Anggota DPRD Palopo, A. Falsafah, mengatakan biaya pendidikan untuk saat ini memang mahal. Dia mencontohkan pembelian buku bagi siswa baru. Menurut Falsafah, buku sangat penting bagi siswa untuk meningkatkan kemampuan belajarnya.
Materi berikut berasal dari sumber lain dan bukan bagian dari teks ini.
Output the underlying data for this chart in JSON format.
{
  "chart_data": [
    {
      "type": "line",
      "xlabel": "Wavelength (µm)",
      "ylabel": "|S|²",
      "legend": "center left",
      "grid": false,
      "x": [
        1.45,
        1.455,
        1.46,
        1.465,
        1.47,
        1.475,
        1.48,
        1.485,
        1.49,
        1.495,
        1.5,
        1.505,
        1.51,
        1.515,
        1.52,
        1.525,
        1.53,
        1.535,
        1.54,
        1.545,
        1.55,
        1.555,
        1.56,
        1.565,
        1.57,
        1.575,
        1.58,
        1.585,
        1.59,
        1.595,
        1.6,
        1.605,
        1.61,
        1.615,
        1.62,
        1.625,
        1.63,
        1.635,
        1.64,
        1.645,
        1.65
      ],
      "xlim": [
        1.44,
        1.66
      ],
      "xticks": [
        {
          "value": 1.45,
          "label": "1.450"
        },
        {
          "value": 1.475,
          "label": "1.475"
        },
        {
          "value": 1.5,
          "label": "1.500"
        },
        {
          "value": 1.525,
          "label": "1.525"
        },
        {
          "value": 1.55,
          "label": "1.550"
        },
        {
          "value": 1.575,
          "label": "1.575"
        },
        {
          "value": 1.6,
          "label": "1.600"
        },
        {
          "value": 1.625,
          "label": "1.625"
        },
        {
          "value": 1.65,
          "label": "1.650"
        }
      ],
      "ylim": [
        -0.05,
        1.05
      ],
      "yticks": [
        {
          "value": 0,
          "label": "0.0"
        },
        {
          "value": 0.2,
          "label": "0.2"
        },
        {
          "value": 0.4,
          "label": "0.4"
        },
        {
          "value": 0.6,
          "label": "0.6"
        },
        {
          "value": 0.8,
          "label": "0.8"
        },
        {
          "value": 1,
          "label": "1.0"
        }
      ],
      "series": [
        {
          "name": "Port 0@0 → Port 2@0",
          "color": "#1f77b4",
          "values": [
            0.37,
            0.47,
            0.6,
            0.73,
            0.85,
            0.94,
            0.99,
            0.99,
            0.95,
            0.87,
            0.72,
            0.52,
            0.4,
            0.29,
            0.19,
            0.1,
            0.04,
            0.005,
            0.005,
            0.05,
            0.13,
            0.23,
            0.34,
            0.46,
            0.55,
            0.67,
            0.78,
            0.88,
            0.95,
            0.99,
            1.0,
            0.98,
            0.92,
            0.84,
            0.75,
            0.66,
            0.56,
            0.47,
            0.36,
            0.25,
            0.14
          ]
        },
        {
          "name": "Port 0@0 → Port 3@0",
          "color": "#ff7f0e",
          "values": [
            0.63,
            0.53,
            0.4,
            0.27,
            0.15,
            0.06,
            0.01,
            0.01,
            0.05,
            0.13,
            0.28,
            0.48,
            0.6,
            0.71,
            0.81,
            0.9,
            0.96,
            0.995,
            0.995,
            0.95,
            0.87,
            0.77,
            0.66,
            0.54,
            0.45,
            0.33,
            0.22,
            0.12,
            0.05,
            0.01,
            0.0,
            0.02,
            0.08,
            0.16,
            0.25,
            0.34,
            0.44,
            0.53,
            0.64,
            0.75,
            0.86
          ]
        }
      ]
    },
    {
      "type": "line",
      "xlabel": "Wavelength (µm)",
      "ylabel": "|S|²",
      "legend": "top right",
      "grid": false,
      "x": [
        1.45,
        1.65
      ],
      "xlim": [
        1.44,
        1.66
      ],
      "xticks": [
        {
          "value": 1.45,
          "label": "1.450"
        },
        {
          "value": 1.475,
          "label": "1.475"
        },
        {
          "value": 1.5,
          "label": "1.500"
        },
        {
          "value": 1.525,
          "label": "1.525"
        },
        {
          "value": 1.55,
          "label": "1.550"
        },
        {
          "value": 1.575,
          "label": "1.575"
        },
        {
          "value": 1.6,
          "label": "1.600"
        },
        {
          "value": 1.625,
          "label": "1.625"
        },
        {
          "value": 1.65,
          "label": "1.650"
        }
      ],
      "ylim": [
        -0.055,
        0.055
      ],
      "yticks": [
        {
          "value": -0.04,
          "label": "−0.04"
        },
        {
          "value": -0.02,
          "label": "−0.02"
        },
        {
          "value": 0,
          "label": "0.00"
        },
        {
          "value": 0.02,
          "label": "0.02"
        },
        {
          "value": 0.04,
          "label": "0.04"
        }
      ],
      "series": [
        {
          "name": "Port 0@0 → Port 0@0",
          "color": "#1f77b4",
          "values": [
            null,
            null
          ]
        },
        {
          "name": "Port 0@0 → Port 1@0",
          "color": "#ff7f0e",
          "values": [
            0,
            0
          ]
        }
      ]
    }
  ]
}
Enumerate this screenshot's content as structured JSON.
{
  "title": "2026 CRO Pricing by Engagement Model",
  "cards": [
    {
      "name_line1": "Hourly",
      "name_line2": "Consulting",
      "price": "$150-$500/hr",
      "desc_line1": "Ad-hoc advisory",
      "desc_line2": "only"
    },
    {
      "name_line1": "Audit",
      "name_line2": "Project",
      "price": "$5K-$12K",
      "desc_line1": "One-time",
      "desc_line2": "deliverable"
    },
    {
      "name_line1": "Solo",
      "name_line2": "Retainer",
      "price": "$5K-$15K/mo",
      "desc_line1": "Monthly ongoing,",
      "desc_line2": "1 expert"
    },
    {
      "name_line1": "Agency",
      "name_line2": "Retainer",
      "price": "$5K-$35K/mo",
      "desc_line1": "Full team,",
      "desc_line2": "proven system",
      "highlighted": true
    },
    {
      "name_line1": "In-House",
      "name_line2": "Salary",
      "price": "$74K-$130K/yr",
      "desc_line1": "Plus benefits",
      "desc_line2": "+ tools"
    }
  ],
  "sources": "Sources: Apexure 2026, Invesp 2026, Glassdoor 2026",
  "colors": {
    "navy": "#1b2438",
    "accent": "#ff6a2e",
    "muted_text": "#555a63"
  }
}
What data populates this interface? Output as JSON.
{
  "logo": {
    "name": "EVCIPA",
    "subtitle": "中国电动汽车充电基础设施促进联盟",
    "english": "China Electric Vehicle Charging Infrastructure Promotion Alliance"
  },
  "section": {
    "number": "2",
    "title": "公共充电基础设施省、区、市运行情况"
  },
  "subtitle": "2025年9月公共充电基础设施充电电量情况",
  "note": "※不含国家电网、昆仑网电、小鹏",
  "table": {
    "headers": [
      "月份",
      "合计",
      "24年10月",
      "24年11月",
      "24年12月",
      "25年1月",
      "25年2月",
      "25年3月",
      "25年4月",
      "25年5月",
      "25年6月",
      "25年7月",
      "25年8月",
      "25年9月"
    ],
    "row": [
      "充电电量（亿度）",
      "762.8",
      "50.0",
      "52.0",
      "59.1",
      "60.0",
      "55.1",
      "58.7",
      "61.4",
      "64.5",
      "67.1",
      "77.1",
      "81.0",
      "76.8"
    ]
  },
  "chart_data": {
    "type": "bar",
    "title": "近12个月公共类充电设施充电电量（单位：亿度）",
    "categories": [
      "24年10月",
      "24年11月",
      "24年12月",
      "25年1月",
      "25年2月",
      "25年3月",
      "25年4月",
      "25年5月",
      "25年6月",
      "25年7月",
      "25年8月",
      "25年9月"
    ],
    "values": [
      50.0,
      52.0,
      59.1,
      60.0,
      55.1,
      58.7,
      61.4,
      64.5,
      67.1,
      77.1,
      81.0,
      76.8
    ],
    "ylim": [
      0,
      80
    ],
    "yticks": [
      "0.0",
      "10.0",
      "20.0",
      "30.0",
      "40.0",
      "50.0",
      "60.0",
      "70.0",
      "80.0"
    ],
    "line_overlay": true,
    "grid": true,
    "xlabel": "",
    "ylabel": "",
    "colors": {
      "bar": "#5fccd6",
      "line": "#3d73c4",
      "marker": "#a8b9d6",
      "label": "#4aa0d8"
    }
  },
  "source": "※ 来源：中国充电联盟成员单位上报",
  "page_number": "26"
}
"Buku memang perlu. Kalau mau pandai, siswa harus punya buku," kata Falsafah, Jumat, 20 Juli. Komisi I DPRD Palopo, kata dia, sebelumnya sudah memanggil kepala sekolah di Kota Palopo.

Pemanggilan ini terkait dengan adanya penerimaan siswa baru. Rata-rata sekolah, kata Falsafah, membebankan siswanya untuk membeli buku. "Yang penting harganya tidak terlalu mahal," kata Falsafah.

Kepala SMA Negeri I Palopo, Sirajuddin, yang dihubungi mengatakan, bagi siswa yang tidak mampu membayar buku, bisa mencicilnya. Dia mengatakan buku wajib dimiliki oleh siswa agar tidak ketinggalan dalam belajar.

Menurut dia, pendidikan gratis yang disiapkan pemerintah hanya berlaku bagi murid SD dan SMP. Itu pun hanya untuk siswa yang tidak mampu.